Bundestag beschließt LSBTIQ*-inklusive Weiterentwicklung des Völkerstrafrechts
Gestern Abend hat der Deutsche Bundestag das Gesetz zur Fortentwicklung des Völkerstrafrechts verabschiedet. Damit wird im Völkerstrafgesetzbuch nun auch die systematische Verfolgung von Lesben, Schwulen, bisexuellen, trans- und intergeschlechtlichen sowie allen queeren Menschen (LSBTIQ*) ausdrücklich als Verbrechen gegen die Menschlichkeit anerkannt. Zudem werden Tatbestände im Bereich der sexualisierten und reproduktiven Gewalt ergänzt sowie das Verschwindenlassen als eigener Straftatbestand eingeführt.
Dazu erklärt Sven Lehmann, Beauftragter der Bundesregierung für die Akzeptanz sexueller und geschlechtlicher Vielfalt (Queer-Beauftragter):
„Im Völkerstrafgesetzbuch wird nun unmissverständlich klargestellt, dass im Rahmen eines ausgedehnten oder systematischen Angriffs gegen eine Zivilbevölkerung auch die Verfolgung von LSBTIQ* ein Verbrechen gegen die Menschlichkeit darstellt. Als Queer-Beauftragter begrüße ich die konsequente LSBTIQ*-inklusive Weiterentwicklung des Völkerstrafrechts sehr. Eine Strafbarkeitslücke wird endlich geschlossen. Das erleichtert eine effektive Verfolgung von Völkerrechtsverbrechen gegen LSBTIQ*.

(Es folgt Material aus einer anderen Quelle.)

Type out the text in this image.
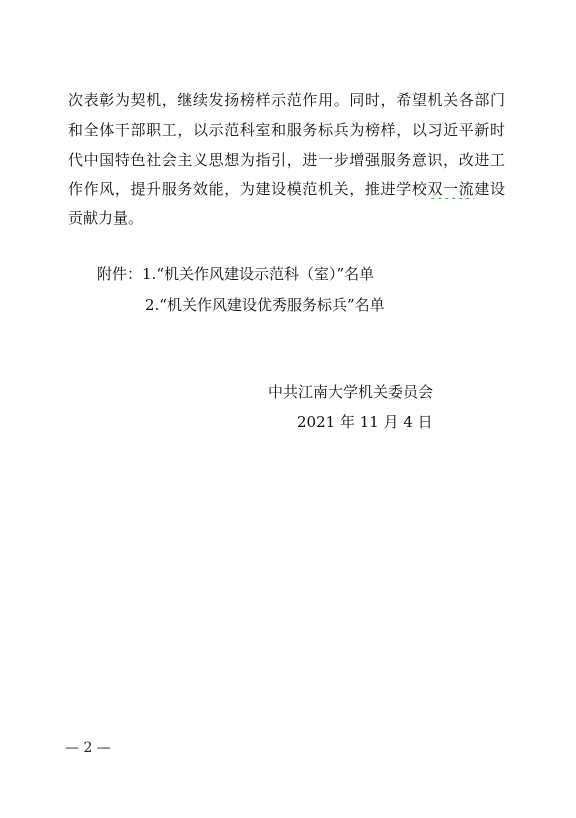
次表彰为契机，继续发扬榜样示范作用。同时，希望机关各部门
和全体干部职工，以示范科室和服务标兵为榜样，以习近平新时
代中国特色社会主义思想为指引，进一步增强服务意识，改进工
作作风，提升服务效能，为建设模范机关，推进学校双一流建设
贡献力量。
附件：1.“机关作风建设示范科（室）”名单
2.“机关作风建设优秀服务标兵”名单
中共江南大学机关委员会
2021 年 11 月 4 日
— 2 —
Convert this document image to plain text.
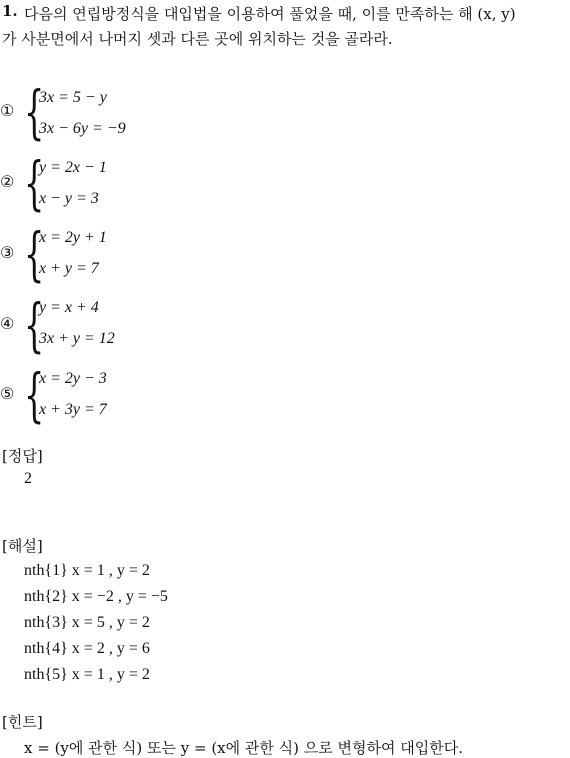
1. 다음의 연립방정식을 대입법을 이용하여 풀었을 때, 이를 만족하는 해 (x, y)
가 사분면에서 나머지 셋과 다른 곳에 위치하는 것을 골라라.
① {
3x = 5 − y
3x − 6y = −9
② {
y = 2x − 1
x − y = 3
③ {
x = 2y + 1
x + y = 7
④ {
y = x + 4
3x + y = 12
⑤ {
x = 2y − 3
x + 3y = 7
[정답]
2
[해설]
nth{1} x = 1 , y = 2
nth{2} x = −2 , y = −5
nth{3} x = 5 , y = 2
nth{4} x = 2 , y = 6
nth{5} x = 1 , y = 2
[힌트]
x = (y에 관한 식) 또는 y = (x에 관한 식) 으로 변형하여 대입한다.
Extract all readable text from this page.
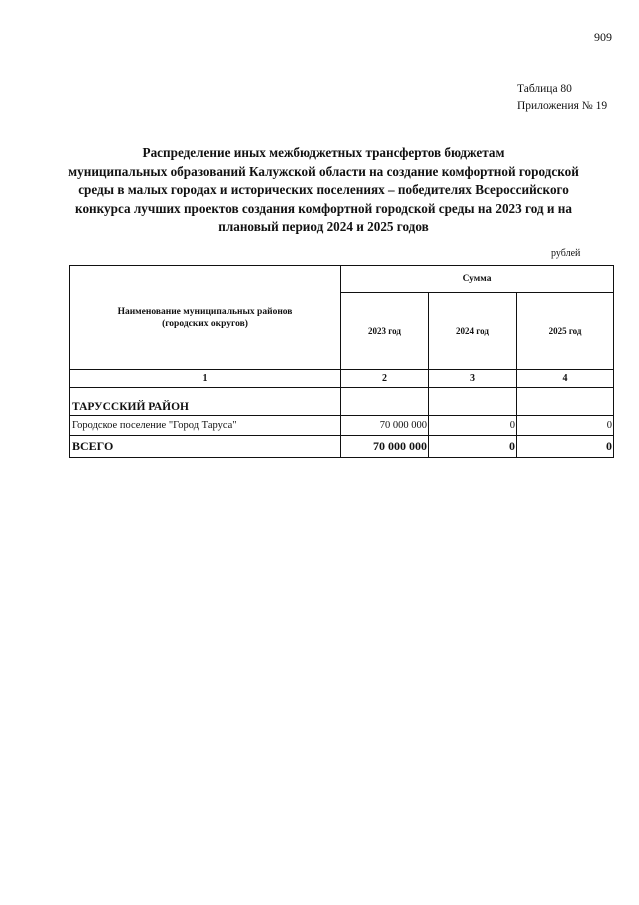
909
Таблица 80
Приложения № 19
Распределение иных межбюджетных трансфертов бюджетам
муниципальных образований Калужской области на создание комфортной городской
среды в малых городах и исторических поселениях – победителях Всероссийского
конкурса лучших проектов создания комфортной городской среды на 2023 год и на
плановый период 2024 и 2025 годов
рублей
Наименование муниципальных районов
(городских округов)	Сумма		
	2023 год	2024 год	2025 год
1	2	3	4
ТАРУССКИЙ РАЙОН			
Городское поселение "Город Таруса"	70 000 000	0	0
ВСЕГО	70 000 000	0	0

Der Schutz und die Förderung der Menschenrechte von LSBTIQ* ist ein wichtiger Teil und Querschnittsaufgabe der deutschen Menschenrechtspolitik weltweit sowie integraler Bestandteil der Entwicklungs- und feministischen Außenpolitik. Das Inklusionskonzept sieht vor, dass die Menschenrechte von LSBTIQ* in der Außenpolitik und Entwicklungszusammenarbeit konsequent berücksichtigt werden. Im Aktionsplan „Queer Leben“ der Bundesregierung ist vereinbart, dass wir im Sinne einer feministischen Außenpolitik die Rechte, Repräsentanz und Ressourcen auch von LSBTIQ* weltweit stärken.“
Hintergrund
Das Völkerstrafgesetzbuch (VStGB) stellt sicher, dass die deutsche Justiz unabhängig vom Tatort auch schwerste Verbrechen, die die internationale Gemeinschaft als Ganzes berühren, namentlich Völkermord, Verbrechen gegen die Menschlichkeit und Kriegsverbrechen, verfolgen kann. Mit dem Gesetz zur Fortentwicklung des Völkerstrafrechts wird in § 7 Verbrechen gegen die Menschlichkeit in Absatz 1 Nummer 10 das Merkmal der sexuellen Orientierung ergänzt.
Zukünftig heißt es dort:
„(1) Wer im Rahmen eines ausgedehnten oder systematischen Angriffs gegen eine Zivilbevölkerung
(…)
- eine identifizierbare Gruppe oder Gemeinschaft verfolgt, indem er ihr aus politischen, rassischen, nationalen, ethnischen, kulturellen oder religiösen Gründen, aus Gründen des Geschlechts, der sexuellen Orientierung oder aus anderen nach den allgemeinen Regeln des Völkerrechts als unzulässig anerkannten Gründen grundlegende Menschenrechte entzieht oder diese wesentlich einschränkt,
wird in den Fällen der Nummern 1 und 2 mit lebenslanger Freiheitsstrafe, in den Fällen der Nummern 3 bis 7 mit Freiheitsstrafe nicht unter fünf Jahren und in den Fällen der Nummern 8 bis 10 mit Freiheitsstrafe nicht unter drei Jahren bestraft.“
In der Gesetzesbegründung wird zudem klargestellt, „dass der Begriff des ‚Geschlechts‘ weit zu verstehen ist und sämtliche geschlechtliche Identitäten, insbesondere auch die nicht-binäre Geschlechtsidentität sowie die trans- und intergeschlechtliche Identität umfasst“.